She’s never stopped working in the more than six decades she’s been in Hollywood.
And yet, at 88, she’s still remarkably hip, funny and appealing to people of every age.
But Betty White is the exception.
And the truth is that most public figures simply don’t wear as well as this feisty old character actress. Sadly, they don’t know when to leave the stage.
Here are a few of them:
Larry King – Watching Larry King these days doesn’t even rise to the level of nostalgia. Instead, Larry King Alive (as it’s been derisively termed) alternates between grimly funny and damned embarrassing. King mispronounces names, botches questions, loses his way and comes across as hopelessly out of touch. The huckstering, the suspenders, the inane questions – the whole thing is terminal.
Harry Reid – Lets face it: Harry Reid looks like an undertaker. How can he be a leader when you take one look at him and you know you’re just not goin where he’s fixin to take you? Why did anybody think that this man could be the face of hope and change in the United States Senate? His jokes are bad, His anecdotes are dated. His timing is laughable. And now the scent of flop sweat follows him everywhere.
Jay Leno – He’s OK with giving up the spotlight. But no, he’s not retiring. Well, he’s not quite retiring. Check that, he’s definitely not retiring. In fact, he’s happy to brazenly snatch the job from the very successor that he once blessed. This is beyond sad. It’s shameless. Jay wants you to think that he’s your friendly neighbor from down the street. And he’s not shy about it. “I’m a nice guy, right?” he bellows. “Right?” Wrong!
Newt Gingrich – Newt was on top of the world in 1994, and with good reason. He engineered one of the most stunning upsets in American political history. But then he stumbled. And he’s never quite recovered. Now, he comes across as a weary relic of the Reagan era. I know he wants to be President. I know. Just like I want to spend every winter in Tahiti. Ain’t gonna happen.
Barbara Walters – Queen Elizabeth isn’t available. The Pope still won’t grant interviews. Greta Garbo, Howard Hughes, Jackie and J. D. Salinger have all died. So now Barbara is reduced to interviewing the likes of Lady Gaga. Puhhhleasse!
Brett Farve – Someone once said, “A setback is nothing more than a setup for a comeback.” Bret Farve has had his setbacks and now he’s had one of the greatest comebacks that anyone could ask for. He’s endured long past the playing age of most pro athletes. He proved his point.
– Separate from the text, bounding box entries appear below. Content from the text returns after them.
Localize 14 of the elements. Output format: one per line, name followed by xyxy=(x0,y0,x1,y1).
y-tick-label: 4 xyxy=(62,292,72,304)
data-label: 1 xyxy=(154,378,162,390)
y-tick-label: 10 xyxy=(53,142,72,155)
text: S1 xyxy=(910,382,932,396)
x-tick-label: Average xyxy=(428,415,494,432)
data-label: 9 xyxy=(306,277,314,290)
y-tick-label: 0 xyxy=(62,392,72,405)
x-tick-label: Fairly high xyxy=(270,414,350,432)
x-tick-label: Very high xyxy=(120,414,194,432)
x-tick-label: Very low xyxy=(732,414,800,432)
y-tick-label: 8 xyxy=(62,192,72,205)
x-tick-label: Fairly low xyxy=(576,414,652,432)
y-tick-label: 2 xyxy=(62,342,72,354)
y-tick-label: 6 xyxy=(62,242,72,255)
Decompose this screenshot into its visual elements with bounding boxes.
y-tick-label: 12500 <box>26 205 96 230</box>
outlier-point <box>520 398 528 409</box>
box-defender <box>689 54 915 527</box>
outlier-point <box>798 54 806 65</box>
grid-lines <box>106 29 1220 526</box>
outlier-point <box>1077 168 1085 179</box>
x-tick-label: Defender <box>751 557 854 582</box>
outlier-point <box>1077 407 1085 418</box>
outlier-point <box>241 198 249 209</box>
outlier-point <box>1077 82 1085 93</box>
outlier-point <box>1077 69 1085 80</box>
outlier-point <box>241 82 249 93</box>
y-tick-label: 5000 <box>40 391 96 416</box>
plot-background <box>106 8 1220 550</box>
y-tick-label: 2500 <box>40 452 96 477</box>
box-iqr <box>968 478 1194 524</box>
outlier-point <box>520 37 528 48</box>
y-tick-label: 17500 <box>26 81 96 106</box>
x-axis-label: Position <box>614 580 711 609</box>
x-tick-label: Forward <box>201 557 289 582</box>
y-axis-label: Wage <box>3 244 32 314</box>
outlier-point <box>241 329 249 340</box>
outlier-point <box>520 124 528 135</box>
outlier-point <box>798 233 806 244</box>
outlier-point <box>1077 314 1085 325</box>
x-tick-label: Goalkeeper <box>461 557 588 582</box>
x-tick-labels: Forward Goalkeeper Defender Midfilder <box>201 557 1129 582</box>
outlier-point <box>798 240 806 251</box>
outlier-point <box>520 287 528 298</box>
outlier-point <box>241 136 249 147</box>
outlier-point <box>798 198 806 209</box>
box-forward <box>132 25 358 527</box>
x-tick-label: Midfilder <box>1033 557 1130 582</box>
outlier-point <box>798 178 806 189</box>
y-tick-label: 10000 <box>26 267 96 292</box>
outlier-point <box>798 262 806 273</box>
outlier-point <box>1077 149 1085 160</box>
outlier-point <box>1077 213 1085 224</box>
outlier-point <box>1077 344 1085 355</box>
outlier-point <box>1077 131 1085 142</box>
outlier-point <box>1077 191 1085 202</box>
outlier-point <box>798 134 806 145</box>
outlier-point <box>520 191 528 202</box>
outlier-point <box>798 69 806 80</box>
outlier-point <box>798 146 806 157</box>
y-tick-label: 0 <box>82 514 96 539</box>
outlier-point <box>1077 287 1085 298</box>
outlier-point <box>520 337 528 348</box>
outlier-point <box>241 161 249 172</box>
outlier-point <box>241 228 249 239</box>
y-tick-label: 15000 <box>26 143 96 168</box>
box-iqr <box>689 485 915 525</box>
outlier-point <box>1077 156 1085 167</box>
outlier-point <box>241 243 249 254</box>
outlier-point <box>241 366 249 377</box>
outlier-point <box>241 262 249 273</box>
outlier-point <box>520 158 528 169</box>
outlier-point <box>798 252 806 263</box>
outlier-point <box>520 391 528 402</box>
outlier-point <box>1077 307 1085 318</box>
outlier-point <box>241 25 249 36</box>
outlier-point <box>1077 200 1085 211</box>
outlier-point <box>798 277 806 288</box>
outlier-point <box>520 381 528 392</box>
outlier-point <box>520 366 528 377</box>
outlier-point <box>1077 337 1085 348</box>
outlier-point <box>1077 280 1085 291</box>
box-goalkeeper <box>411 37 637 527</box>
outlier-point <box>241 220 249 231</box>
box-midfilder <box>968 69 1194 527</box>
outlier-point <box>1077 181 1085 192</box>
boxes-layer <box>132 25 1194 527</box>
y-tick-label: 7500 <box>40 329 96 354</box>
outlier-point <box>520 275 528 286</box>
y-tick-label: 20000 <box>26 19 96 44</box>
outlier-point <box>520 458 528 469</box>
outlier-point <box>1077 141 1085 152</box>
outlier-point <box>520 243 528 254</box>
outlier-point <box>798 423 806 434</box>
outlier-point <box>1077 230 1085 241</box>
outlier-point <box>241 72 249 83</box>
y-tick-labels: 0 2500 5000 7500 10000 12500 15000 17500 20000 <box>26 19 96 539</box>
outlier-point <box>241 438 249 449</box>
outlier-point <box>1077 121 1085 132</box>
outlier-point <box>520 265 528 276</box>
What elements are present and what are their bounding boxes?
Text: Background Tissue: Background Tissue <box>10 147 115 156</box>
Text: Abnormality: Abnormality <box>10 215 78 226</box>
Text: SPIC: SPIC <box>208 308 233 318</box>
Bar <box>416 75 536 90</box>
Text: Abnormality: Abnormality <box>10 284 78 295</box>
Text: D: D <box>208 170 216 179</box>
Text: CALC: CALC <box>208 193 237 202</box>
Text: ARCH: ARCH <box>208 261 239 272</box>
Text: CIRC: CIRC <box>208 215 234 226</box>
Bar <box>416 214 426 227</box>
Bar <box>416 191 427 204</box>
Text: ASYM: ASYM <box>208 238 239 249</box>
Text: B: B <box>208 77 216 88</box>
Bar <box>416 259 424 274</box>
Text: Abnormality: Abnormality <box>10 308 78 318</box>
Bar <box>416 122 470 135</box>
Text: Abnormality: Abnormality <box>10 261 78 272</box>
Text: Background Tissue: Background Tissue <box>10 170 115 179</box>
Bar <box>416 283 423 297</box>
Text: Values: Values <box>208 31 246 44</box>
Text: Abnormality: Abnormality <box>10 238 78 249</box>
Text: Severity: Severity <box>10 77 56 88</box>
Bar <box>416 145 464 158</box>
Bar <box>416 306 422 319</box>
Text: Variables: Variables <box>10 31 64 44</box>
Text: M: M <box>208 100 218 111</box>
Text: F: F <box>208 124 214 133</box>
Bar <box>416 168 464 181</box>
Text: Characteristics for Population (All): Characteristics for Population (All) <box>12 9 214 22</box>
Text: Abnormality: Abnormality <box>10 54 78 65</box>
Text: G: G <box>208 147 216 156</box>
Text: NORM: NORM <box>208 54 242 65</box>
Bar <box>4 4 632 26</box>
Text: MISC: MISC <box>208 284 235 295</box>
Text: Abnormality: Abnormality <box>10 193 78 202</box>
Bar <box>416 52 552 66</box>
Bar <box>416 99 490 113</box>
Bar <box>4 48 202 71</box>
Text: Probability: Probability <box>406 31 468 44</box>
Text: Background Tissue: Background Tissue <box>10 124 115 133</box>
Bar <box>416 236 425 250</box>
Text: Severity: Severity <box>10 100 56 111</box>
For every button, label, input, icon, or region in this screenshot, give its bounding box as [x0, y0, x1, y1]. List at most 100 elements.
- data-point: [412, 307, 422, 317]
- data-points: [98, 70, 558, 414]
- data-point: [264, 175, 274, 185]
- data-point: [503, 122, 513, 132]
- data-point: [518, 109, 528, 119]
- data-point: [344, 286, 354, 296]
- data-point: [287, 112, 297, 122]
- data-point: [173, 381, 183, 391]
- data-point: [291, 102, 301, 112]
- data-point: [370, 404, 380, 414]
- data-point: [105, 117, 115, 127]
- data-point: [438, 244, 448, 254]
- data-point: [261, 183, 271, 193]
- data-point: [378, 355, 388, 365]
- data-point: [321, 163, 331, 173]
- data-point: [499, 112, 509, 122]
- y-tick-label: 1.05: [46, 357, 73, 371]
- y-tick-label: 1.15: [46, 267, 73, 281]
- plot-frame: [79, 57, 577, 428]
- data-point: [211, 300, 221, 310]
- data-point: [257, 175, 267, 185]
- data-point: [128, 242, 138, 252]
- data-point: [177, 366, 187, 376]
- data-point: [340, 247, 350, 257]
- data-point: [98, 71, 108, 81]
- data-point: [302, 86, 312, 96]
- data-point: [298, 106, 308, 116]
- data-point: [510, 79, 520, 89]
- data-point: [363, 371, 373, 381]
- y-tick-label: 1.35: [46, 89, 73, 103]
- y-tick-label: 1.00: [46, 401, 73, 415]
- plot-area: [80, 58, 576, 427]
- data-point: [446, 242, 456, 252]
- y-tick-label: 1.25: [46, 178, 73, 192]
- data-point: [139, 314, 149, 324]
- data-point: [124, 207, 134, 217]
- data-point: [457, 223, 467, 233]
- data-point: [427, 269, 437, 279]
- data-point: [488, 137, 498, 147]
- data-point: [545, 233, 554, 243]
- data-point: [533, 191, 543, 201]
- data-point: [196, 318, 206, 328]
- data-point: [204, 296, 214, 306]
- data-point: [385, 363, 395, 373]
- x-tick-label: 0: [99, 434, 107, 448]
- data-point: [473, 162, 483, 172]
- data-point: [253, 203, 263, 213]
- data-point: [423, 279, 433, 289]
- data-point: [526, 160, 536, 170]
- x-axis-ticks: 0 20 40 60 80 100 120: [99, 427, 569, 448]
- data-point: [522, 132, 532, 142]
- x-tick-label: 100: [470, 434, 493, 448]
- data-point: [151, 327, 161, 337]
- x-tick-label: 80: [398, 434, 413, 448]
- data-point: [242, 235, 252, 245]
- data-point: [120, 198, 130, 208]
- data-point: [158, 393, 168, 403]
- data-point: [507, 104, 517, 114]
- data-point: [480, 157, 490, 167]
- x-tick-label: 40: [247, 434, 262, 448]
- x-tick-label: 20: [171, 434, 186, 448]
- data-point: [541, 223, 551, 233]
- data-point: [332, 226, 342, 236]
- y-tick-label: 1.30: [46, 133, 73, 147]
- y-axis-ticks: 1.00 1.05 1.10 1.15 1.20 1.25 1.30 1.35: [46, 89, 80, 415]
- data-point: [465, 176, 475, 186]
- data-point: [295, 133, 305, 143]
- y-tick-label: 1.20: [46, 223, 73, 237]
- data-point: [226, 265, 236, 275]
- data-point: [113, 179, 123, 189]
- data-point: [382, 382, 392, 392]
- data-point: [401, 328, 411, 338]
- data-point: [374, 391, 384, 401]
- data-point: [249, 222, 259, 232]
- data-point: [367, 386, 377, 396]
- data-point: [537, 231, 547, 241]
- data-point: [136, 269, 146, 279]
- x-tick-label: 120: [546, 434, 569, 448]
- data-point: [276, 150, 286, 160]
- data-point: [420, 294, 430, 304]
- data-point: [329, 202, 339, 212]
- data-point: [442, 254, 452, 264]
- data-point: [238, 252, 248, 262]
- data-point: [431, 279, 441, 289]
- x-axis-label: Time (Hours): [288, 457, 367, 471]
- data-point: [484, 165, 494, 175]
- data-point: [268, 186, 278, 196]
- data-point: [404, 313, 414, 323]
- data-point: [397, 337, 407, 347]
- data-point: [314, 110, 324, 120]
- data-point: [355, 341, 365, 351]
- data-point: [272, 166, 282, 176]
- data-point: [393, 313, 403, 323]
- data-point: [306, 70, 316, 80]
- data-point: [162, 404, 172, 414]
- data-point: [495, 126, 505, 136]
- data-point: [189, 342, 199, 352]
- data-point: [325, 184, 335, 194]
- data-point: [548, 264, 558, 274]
Case closed.
Arlen Specter – It’s been a long time since Specter was called “younger, tougher and nobody owns him.” Now Specter is dour, inappropriate and stalked by his own hubris. It’s gotten so bad that when he’s not telling someone to “act like a lady” Specter’s stumbling over the names of state political leaders. It’s time for the voters to show this guy the door.
Tony Bennett – Quite some time ago I watched Tony Bennett hold a huge theater audience spellbound without a microphone. But that’s not about to happen now. This old crooner had crooned one croon too many. I know that Bennett always revered Sinatra. But does he really want to follow that far in Ole Blue Eyes’ footsteps?
Once Marlene Dietrich realized that she could pull her corsets no tighter and stretch her face no further she came off the road and went into seclusion in Paris. She knew when it was time. The same is true of the great Lena Horne and countless others.
George Burns was a model of grace and dignity even into his nineties. And Don Rickles is still doing classic shtick with incredible timing. Ditto, Jackie Mason.
Also, some public figures are able to transition smoothly from one endeavor to another. When she could no longer sing, Julie Andrews opened new doors as a spokesperson, author and supporting actress.
But these are the rarities and that’s why we love them.
Burns thought it was the end when he lost Gracie.
But that wasn’t the end.
The end comes when you lose your grace.